Hughton just got stuck into the job and started the season well, winning the “Manager of the Month Award” for August, September and November. Mike Ashley stopped sulking, took the club off the market and made Hughton the permanent manager.
Hughton duly delivered, won the Championship and Newcastle were back in the big-time.
Then Ashley sacked Hughton just three months or so into the new Premier League season in what was seen by many as one of the biggest “Thanks a lot. Here’s a kick in the bollocks” moments in the history of football.
Three days after Hughton’s sacking, Alan Pardew took over on a five and a half year contract.
Newcastle finished the season around mid-table and Pardew set about rebuilding in the summer of 2011 with some very astute signings (Demba Ba and Yohan Cabaye, for example).
Newcastle finished fifth that season and Pardew won the “Premier League Manager of the Season Award” – the first Newcastle manager ever to achieve this distinction.
However, Pardew and Newcastle seemed to be a bit unlucky with injuries in the 2012-13 season, came nowhere near replicating the achievements of 2011-12 and found themselves very much in the relegation fight for most of the season.
What Ashley would do about this, if anything, was always going to be interesting.

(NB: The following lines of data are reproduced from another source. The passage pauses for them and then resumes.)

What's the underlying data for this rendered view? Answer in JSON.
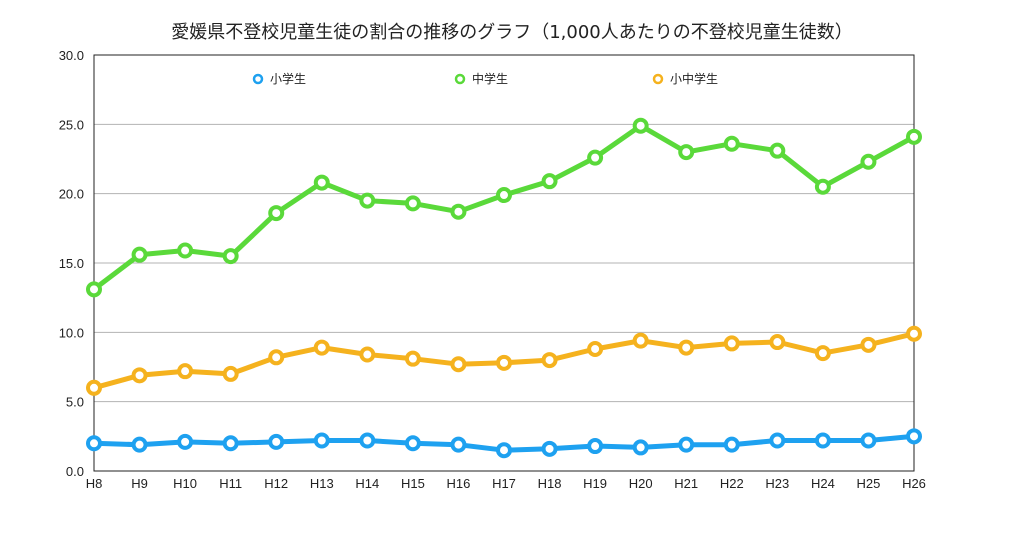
{
  "chart_data": {
    "type": "line",
    "title": "愛媛県不登校児童生徒の割合の推移のグラフ（1,000人あたりの不登校児童生徒数）",
    "xlabel": "",
    "ylabel": "",
    "categories": [
      "H8",
      "H9",
      "H10",
      "H11",
      "H12",
      "H13",
      "H14",
      "H15",
      "H16",
      "H17",
      "H18",
      "H19",
      "H20",
      "H21",
      "H22",
      "H23",
      "H24",
      "H25",
      "H26"
    ],
    "ylim": [
      0,
      30
    ],
    "yticks": [
      "0.0",
      "5.0",
      "10.0",
      "15.0",
      "20.0",
      "25.0",
      "30.0"
    ],
    "grid": true,
    "legend_position": "top",
    "series": [
      {
        "name": "小学生",
        "color": "#1ea1f0",
        "values": [
          2.0,
          1.9,
          2.1,
          2.0,
          2.1,
          2.2,
          2.2,
          2.0,
          1.9,
          1.5,
          1.6,
          1.8,
          1.7,
          1.9,
          1.9,
          2.2,
          2.2,
          2.2,
          2.5
        ]
      },
      {
        "name": "中学生",
        "color": "#5ad93a",
        "values": [
          13.1,
          15.6,
          15.9,
          15.5,
          18.6,
          20.8,
          19.5,
          19.3,
          18.7,
          19.9,
          20.9,
          22.6,
          24.9,
          23.0,
          23.6,
          23.1,
          20.5,
          22.3,
          24.1
        ]
      },
      {
        "name": "小中学生",
        "color": "#f5b21e",
        "values": [
          6.0,
          6.9,
          7.2,
          7.0,
          8.2,
          8.9,
          8.4,
          8.1,
          7.7,
          7.8,
          8.0,
          8.8,
          9.4,
          8.9,
          9.2,
          9.3,
          8.5,
          9.1,
          9.9
        ]
      }
    ]
  }
}
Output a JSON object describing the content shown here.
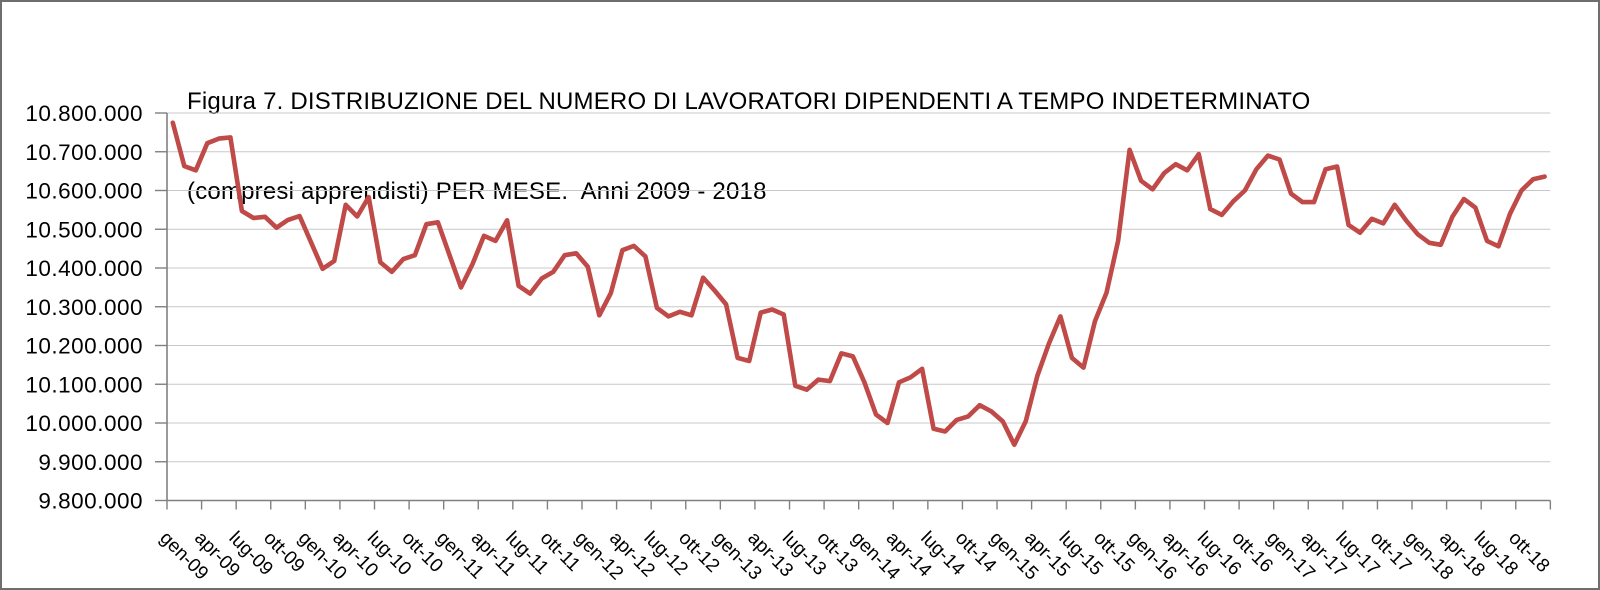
{
  "figure": {
    "title_line1": "Figura 7. DISTRIBUZIONE DEL NUMERO DI LAVORATORI DIPENDENTI A TEMPO INDETERMINATO",
    "title_line2": "(compresi apprendisti) PER MESE.  Anni 2009 - 2018"
  },
  "colors": {
    "series": "#BF4A47",
    "gridline": "#c8c8c8",
    "axis": "#808080",
    "tick": "#808080",
    "label_text": "#000000",
    "title_text": "#000000",
    "background": "#ffffff",
    "frame_border": "#6e6e6e"
  },
  "chart_data": {
    "type": "line",
    "title": "Figura 7. DISTRIBUZIONE DEL NUMERO DI LAVORATORI DIPENDENTI A TEMPO INDETERMINATO (compresi apprendisti) PER MESE.  Anni 2009 - 2018",
    "xlabel": "",
    "ylabel": "",
    "ylim": [
      9800000,
      10800000
    ],
    "y_tick_step": 100000,
    "grid": true,
    "legend": false,
    "x_label_rotation_deg": 45,
    "x_labels_shown_every_n_months": 3,
    "y_tick_labels": [
      "10.800.000",
      "10.700.000",
      "10.600.000",
      "10.500.000",
      "10.400.000",
      "10.300.000",
      "10.200.000",
      "10.100.000",
      "10.000.000",
      "9.900.000",
      "9.800.000"
    ],
    "x_tick_labels": [
      "gen-09",
      "apr-09",
      "lug-09",
      "ott-09",
      "gen-10",
      "apr-10",
      "lug-10",
      "ott-10",
      "gen-11",
      "apr-11",
      "lug-11",
      "ott-11",
      "gen-12",
      "apr-12",
      "lug-12",
      "ott-12",
      "gen-13",
      "apr-13",
      "lug-13",
      "ott-13",
      "gen-14",
      "apr-14",
      "lug-14",
      "ott-14",
      "gen-15",
      "apr-15",
      "lug-15",
      "ott-15",
      "gen-16",
      "apr-16",
      "lug-16",
      "ott-16",
      "gen-17",
      "apr-17",
      "lug-17",
      "ott-17",
      "gen-18",
      "apr-18",
      "lug-18",
      "ott-18"
    ],
    "months": [
      "gen-09",
      "feb-09",
      "mar-09",
      "apr-09",
      "mag-09",
      "giu-09",
      "lug-09",
      "ago-09",
      "set-09",
      "ott-09",
      "nov-09",
      "dic-09",
      "gen-10",
      "feb-10",
      "mar-10",
      "apr-10",
      "mag-10",
      "giu-10",
      "lug-10",
      "ago-10",
      "set-10",
      "ott-10",
      "nov-10",
      "dic-10",
      "gen-11",
      "feb-11",
      "mar-11",
      "apr-11",
      "mag-11",
      "giu-11",
      "lug-11",
      "ago-11",
      "set-11",
      "ott-11",
      "nov-11",
      "dic-11",
      "gen-12",
      "feb-12",
      "mar-12",
      "apr-12",
      "mag-12",
      "giu-12",
      "lug-12",
      "ago-12",
      "set-12",
      "ott-12",
      "nov-12",
      "dic-12",
      "gen-13",
      "feb-13",
      "mar-13",
      "apr-13",
      "mag-13",
      "giu-13",
      "lug-13",
      "ago-13",
      "set-13",
      "ott-13",
      "nov-13",
      "dic-13",
      "gen-14",
      "feb-14",
      "mar-14",
      "apr-14",
      "mag-14",
      "giu-14",
      "lug-14",
      "ago-14",
      "set-14",
      "ott-14",
      "nov-14",
      "dic-14",
      "gen-15",
      "feb-15",
      "mar-15",
      "apr-15",
      "mag-15",
      "giu-15",
      "lug-15",
      "ago-15",
      "set-15",
      "ott-15",
      "nov-15",
      "dic-15",
      "gen-16",
      "feb-16",
      "mar-16",
      "apr-16",
      "mag-16",
      "giu-16",
      "lug-16",
      "ago-16",
      "set-16",
      "ott-16",
      "nov-16",
      "dic-16",
      "gen-17",
      "feb-17",
      "mar-17",
      "apr-17",
      "mag-17",
      "giu-17",
      "lug-17",
      "ago-17",
      "set-17",
      "ott-17",
      "nov-17",
      "dic-17",
      "gen-18",
      "feb-18",
      "mar-18",
      "apr-18",
      "mag-18",
      "giu-18",
      "lug-18",
      "ago-18",
      "set-18",
      "ott-18",
      "nov-18",
      "dic-18"
    ],
    "values": [
      10775000,
      10663000,
      10652000,
      10722000,
      10734000,
      10737000,
      10547000,
      10529000,
      10532000,
      10504000,
      10524000,
      10534000,
      10466000,
      10398000,
      10418000,
      10563000,
      10533000,
      10583000,
      10415000,
      10390000,
      10423000,
      10433000,
      10513000,
      10518000,
      10434000,
      10350000,
      10410000,
      10483000,
      10470000,
      10523000,
      10354000,
      10334000,
      10373000,
      10390000,
      10433000,
      10438000,
      10403000,
      10278000,
      10335000,
      10446000,
      10457000,
      10430000,
      10297000,
      10275000,
      10287000,
      10278000,
      10375000,
      10342000,
      10306000,
      10168000,
      10160000,
      10285000,
      10293000,
      10280000,
      10096000,
      10086000,
      10112000,
      10108000,
      10180000,
      10172000,
      10105000,
      10022000,
      10000000,
      10105000,
      10118000,
      10140000,
      9985000,
      9978000,
      10008000,
      10017000,
      10046000,
      10030000,
      10004000,
      9944000,
      10005000,
      10122000,
      10205000,
      10275000,
      10168000,
      10143000,
      10263000,
      10336000,
      10470000,
      10705000,
      10625000,
      10603000,
      10645000,
      10668000,
      10652000,
      10694000,
      10552000,
      10537000,
      10572000,
      10600000,
      10655000,
      10690000,
      10680000,
      10592000,
      10570000,
      10570000,
      10655000,
      10662000,
      10511000,
      10491000,
      10527000,
      10515000,
      10563000,
      10522000,
      10487000,
      10465000,
      10460000,
      10532000,
      10578000,
      10556000,
      10470000,
      10456000,
      10540000,
      10600000,
      10629000,
      10636000
    ]
  }
}
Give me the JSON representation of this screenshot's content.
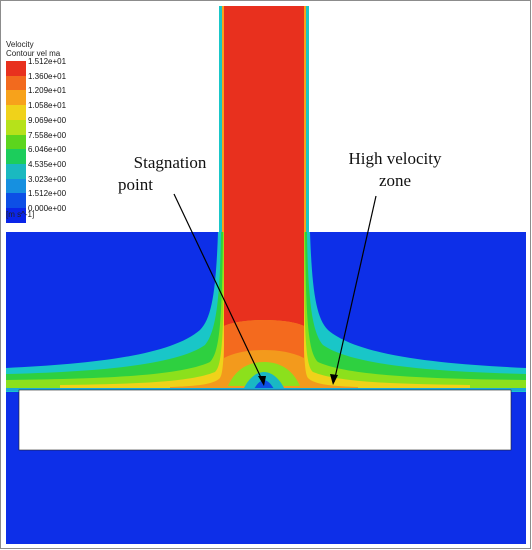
{
  "legend": {
    "title_line1": "Velocity",
    "title_line2": "Contour vel ma",
    "ticks": [
      "1.512e+01",
      "1.360e+01",
      "1.209e+01",
      "1.058e+01",
      "9.069e+00",
      "7.558e+00",
      "6.046e+00",
      "4.535e+00",
      "3.023e+00",
      "1.512e+00",
      "0.000e+00"
    ],
    "unit": "[m s^-1]",
    "colors": [
      "#e8311e",
      "#f26a1e",
      "#f7a21b",
      "#f0d21a",
      "#b6e21a",
      "#5cd51d",
      "#1ccd5c",
      "#1ab9c0",
      "#1690e0",
      "#0d4fe6",
      "#0a25e8"
    ]
  },
  "annotations": {
    "stagnation_line1": "Stagnation",
    "stagnation_line2": "point",
    "high_velocity_line1": "High velocity",
    "high_velocity_line2": "zone"
  },
  "colors": {
    "background_flow": "#0d2fe8",
    "jet_core": "#e8301e",
    "plate": "#ffffff"
  }
}
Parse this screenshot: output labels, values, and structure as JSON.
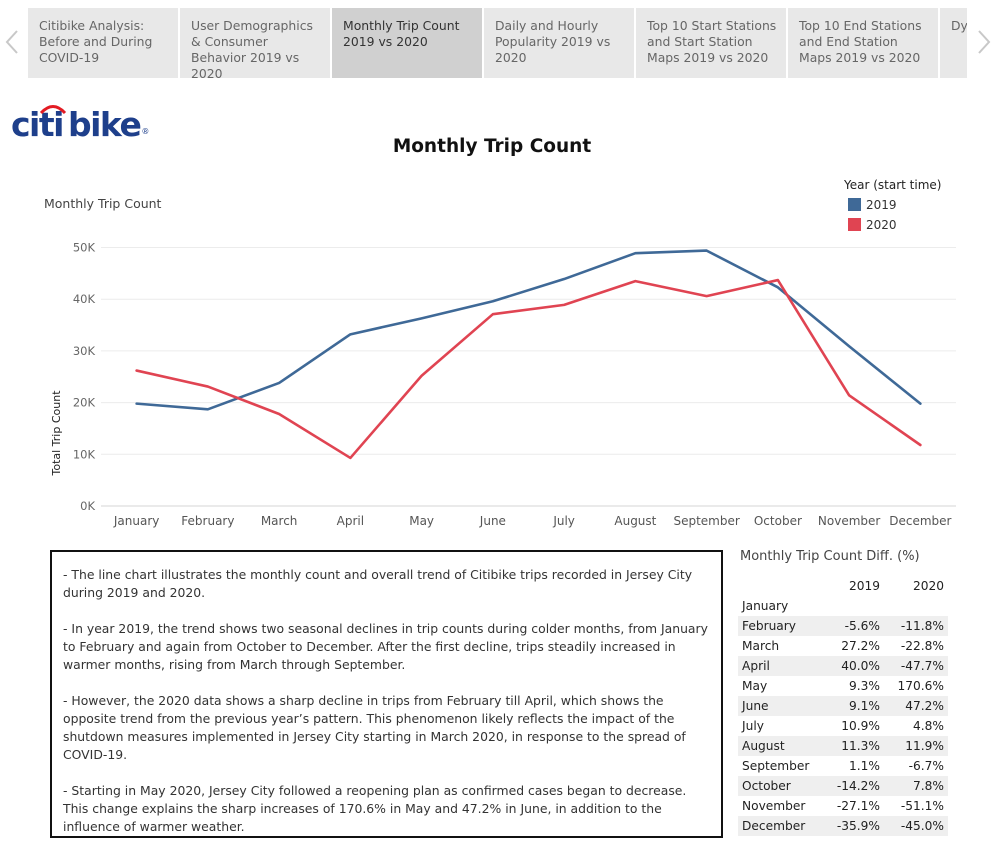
{
  "tabs": [
    {
      "label": "Citibike Analysis: Before and During COVID-19",
      "active": false
    },
    {
      "label": "User Demographics & Consumer Behavior 2019 vs 2020",
      "active": false
    },
    {
      "label": "Monthly Trip Count 2019 vs 2020",
      "active": true
    },
    {
      "label": "Daily and Hourly Popularity 2019 vs 2020",
      "active": false
    },
    {
      "label": "Top 10 Start Stations and Start Station Maps 2019 vs 2020",
      "active": false
    },
    {
      "label": "Top 10 End Stations and End Station Maps 2019 vs 2020",
      "active": false
    },
    {
      "label": "Dy Sta",
      "active": false
    }
  ],
  "logo": {
    "part1": "citi",
    "part2": "bike",
    "mark": "®"
  },
  "title": "Monthly Trip Count",
  "chart_data": {
    "type": "line",
    "title": "Monthly Trip Count",
    "subtitle": "Monthly Trip Count",
    "ylabel": "Total Trip Count",
    "xlabel": "",
    "categories": [
      "January",
      "February",
      "March",
      "April",
      "May",
      "June",
      "July",
      "August",
      "September",
      "October",
      "November",
      "December"
    ],
    "yticks": [
      0,
      10000,
      20000,
      30000,
      40000,
      50000
    ],
    "ytick_labels": [
      "0K",
      "10K",
      "20K",
      "30K",
      "40K",
      "50K"
    ],
    "ylim": [
      0,
      53000
    ],
    "grid": true,
    "legend": {
      "title": "Year (start time)",
      "position": "top-right"
    },
    "series": [
      {
        "name": "2019",
        "color": "#3f6997",
        "values": [
          19800,
          18700,
          23800,
          33200,
          36300,
          39600,
          43900,
          48900,
          49400,
          42300,
          30900,
          19800
        ]
      },
      {
        "name": "2020",
        "color": "#e04452",
        "values": [
          26200,
          23100,
          17800,
          9300,
          25200,
          37100,
          38900,
          43500,
          40600,
          43700,
          21400,
          11800
        ]
      }
    ]
  },
  "notes": [
    "- The line chart illustrates the monthly count and overall trend of Citibike trips recorded in Jersey City during 2019 and 2020.",
    "- In year 2019, the trend shows two seasonal declines in trip counts during colder months, from January to February and again from October to December. After the first decline, trips steadily increased in warmer months, rising from March through September.",
    "- However, the 2020 data shows a sharp decline in trips from February till April, which shows the opposite trend from the previous year’s pattern. This phenomenon likely reflects the impact of the shutdown measures implemented in Jersey City starting in March 2020, in response to the spread of COVID-19.",
    "- Starting in May 2020, Jersey City followed a reopening plan as confirmed cases began to decrease. This change explains the sharp increases of 170.6% in May and 47.2% in June, in addition to the influence of warmer weather."
  ],
  "diff_table": {
    "title": "Monthly Trip Count Diff. (%)",
    "headers": [
      "2019",
      "2020"
    ],
    "rows": [
      {
        "month": "January",
        "y2019": "",
        "y2020": ""
      },
      {
        "month": "February",
        "y2019": "-5.6%",
        "y2020": "-11.8%"
      },
      {
        "month": "March",
        "y2019": "27.2%",
        "y2020": "-22.8%"
      },
      {
        "month": "April",
        "y2019": "40.0%",
        "y2020": "-47.7%"
      },
      {
        "month": "May",
        "y2019": "9.3%",
        "y2020": "170.6%"
      },
      {
        "month": "June",
        "y2019": "9.1%",
        "y2020": "47.2%"
      },
      {
        "month": "July",
        "y2019": "10.9%",
        "y2020": "4.8%"
      },
      {
        "month": "August",
        "y2019": "11.3%",
        "y2020": "11.9%"
      },
      {
        "month": "September",
        "y2019": "1.1%",
        "y2020": "-6.7%"
      },
      {
        "month": "October",
        "y2019": "-14.2%",
        "y2020": "7.8%"
      },
      {
        "month": "November",
        "y2019": "-27.1%",
        "y2020": "-51.1%"
      },
      {
        "month": "December",
        "y2019": "-35.9%",
        "y2020": "-45.0%"
      }
    ]
  }
}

The answer came with today’s announcement from Newcastle that Joe Kinnear has been brought back to the club and given that most maligned of roles – “Director of Football”.
Here’s what Kinnear has to say about himself and his new role when interviewed by Sky Sports News today:
“[My role will be] in charge of transfers, looking at the strengths and weaknesses of the side we’ve got and to help out Alan Pardew in every possible way that I can.”
“What I can offer is that I believe that I’m a very good judge of players, I believe that I’m a very good tactician.”
“I intend to make Newcastle far better than they are now. I think I’ve got a bright head, I think I can see a good player and know a good player and get the right players in for us to be successful. I have no other agenda, that is exactly what I want to do and if I see players at the club right now and I believe they’re not good enough to be at Newcastle then I intend to move them on.”
“If we feel, when I sit down with Alan Pardew and talk to him about the strength of what we need to be successful then I will make sure that that is carried out. I think I’ve got… well, I know I’ve got… more knowledge than most people at Newcastle as a football manager and that’s not being disrespectful to anybody and so therefore I know that we will have a decent season.”
The video of the nine minute long interview can be seen here and it is quite odd listening to him – it’s almost as if he feels that he is going to be the actual manager, he’s certainly lining himself up to take all the credit should Newcastle do well next season but it will obviously be Pardew who will be left carrying the can should things go badly.
Quite what Ashley’s obsession is with Joe Kinnear is anyone’s guess but this is yet another bizarre decision and, after Keegan’s parting words five years ago, you’d think he’d have learned a lesson.
Pardew will not be liking this one bit and I would be very surprised if he’s still there by the end of the season with Kinnear taking the job for himself again.
You don’t need to be Mystic Meg to see this as a likely future and you don’t need much in the way of intelligence to see how much Ashley has undermined yet another decent manager of his.
You do have to be absolutely batshit crazy to understand Ashley’s thought processes, though.